USA Dishonor and Disrespect (Haitian Interdiction 1981-1994)
1991
Linoleum block print on moldmade Okawara paper
46 ½”x 34” Edition: 10
Published by Tamarind Institute
Collaborating printer: Mark Attwood

Appropriation of Rembrandt’s Christ in the Sea of Galilee and Copley’s Watson and the Shark.

Theodore Gericault
The Raft of the Medusa
Oil on Canvas, 1824
Louvre, Paris
John Singleton Copley
Watson and the Shark
Oil on Canvas, 1778
Museum of Fine Arts, Boston
Rembrandt
Christ in the Storm on the Sea of Galilee
Oil on Canvas, 1633

News Release, U.S. Committee for Refugees, 1990:

HAITIANS DIE AT SEA, VICTIMS OF INHUMANE INTERDICTION POLICIES

Last Tuesday (July 10), at least 39 Haitians drowned at sea after their boat was interdicted by the Bahamian Defense Force and capsized as it was being towed. The U.S. Committee for Refugees (USCR) today issued a call to the government of the Commonwealth of the Bahamas to cease its Haitian interdiction program… USCR has issued similar appeals to the U.S. government, since the U.S. interdiction program began in 1981, targeted specifically against Haitians. Since that time, 21,361 Haitians have been interdicted by the U.S. Coast Guard. Of that number only eight persons have been allowed ashore to pursue asylum claims….
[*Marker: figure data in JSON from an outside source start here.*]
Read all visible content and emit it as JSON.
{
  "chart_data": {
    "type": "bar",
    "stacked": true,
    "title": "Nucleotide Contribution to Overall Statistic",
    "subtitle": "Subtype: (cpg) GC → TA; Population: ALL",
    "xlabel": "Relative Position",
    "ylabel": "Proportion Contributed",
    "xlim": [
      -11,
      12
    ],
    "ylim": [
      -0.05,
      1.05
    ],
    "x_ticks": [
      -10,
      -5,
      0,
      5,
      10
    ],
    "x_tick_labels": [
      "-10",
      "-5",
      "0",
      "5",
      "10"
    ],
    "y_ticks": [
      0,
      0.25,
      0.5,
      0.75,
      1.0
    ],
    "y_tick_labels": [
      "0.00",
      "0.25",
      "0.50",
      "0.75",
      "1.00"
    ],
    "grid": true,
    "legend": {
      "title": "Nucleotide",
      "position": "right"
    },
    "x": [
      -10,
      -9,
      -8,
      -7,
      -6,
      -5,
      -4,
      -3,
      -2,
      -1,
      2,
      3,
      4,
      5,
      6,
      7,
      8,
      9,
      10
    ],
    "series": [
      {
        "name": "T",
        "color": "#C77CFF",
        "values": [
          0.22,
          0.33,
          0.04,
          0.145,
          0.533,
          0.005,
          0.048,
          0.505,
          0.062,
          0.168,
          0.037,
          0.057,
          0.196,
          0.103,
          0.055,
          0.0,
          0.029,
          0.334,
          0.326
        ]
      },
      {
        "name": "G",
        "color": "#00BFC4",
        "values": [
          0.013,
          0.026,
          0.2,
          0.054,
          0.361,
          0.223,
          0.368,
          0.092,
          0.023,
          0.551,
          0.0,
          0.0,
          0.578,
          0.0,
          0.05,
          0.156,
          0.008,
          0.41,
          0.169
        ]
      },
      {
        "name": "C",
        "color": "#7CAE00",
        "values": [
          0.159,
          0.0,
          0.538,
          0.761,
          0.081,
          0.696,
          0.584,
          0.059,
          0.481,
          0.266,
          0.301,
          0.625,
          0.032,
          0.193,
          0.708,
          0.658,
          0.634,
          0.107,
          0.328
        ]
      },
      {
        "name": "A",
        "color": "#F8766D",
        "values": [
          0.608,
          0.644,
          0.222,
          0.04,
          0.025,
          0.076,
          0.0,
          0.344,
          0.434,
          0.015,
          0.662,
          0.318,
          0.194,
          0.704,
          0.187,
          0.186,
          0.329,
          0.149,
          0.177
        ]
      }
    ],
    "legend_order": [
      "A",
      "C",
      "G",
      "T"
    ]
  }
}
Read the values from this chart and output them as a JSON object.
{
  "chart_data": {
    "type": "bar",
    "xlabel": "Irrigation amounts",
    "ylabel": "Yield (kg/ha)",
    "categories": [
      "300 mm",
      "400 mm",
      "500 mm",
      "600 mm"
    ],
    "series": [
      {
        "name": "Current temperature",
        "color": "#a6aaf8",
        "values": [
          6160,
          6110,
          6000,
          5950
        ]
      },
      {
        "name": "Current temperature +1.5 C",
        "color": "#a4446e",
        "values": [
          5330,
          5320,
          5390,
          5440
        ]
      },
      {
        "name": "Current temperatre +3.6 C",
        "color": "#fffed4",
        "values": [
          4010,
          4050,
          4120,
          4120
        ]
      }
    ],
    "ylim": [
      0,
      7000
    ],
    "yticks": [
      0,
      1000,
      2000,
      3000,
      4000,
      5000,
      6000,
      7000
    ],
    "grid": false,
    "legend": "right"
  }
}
Boats interdicted by the U.S. Coast Guard have also capsized with loss of life. On June 6, 1984, a boat carrying 70 to 89 persons sank as it was being boarded by the Coast Guard; six bodies were recovered, and 63 survived….

“The failure of the United States to treat Haitians with dignity and to respect their rights to seek asylum…sends a signal worldwide that refugees lose their human rights when they enter international waters. Already this year, we have seen Malaysia tow away thousands of Vietnamese boat people, and Sri Lanka opened fire on Tamils fleeing in boats” …said [Roger] Winter [, USCR director]. “As long as the United States gives higher priority to pushing the unwanted away from our shores than saving their lives, …asylum seekers will continue to drift—alone and forsaken—on unforgiving seas.”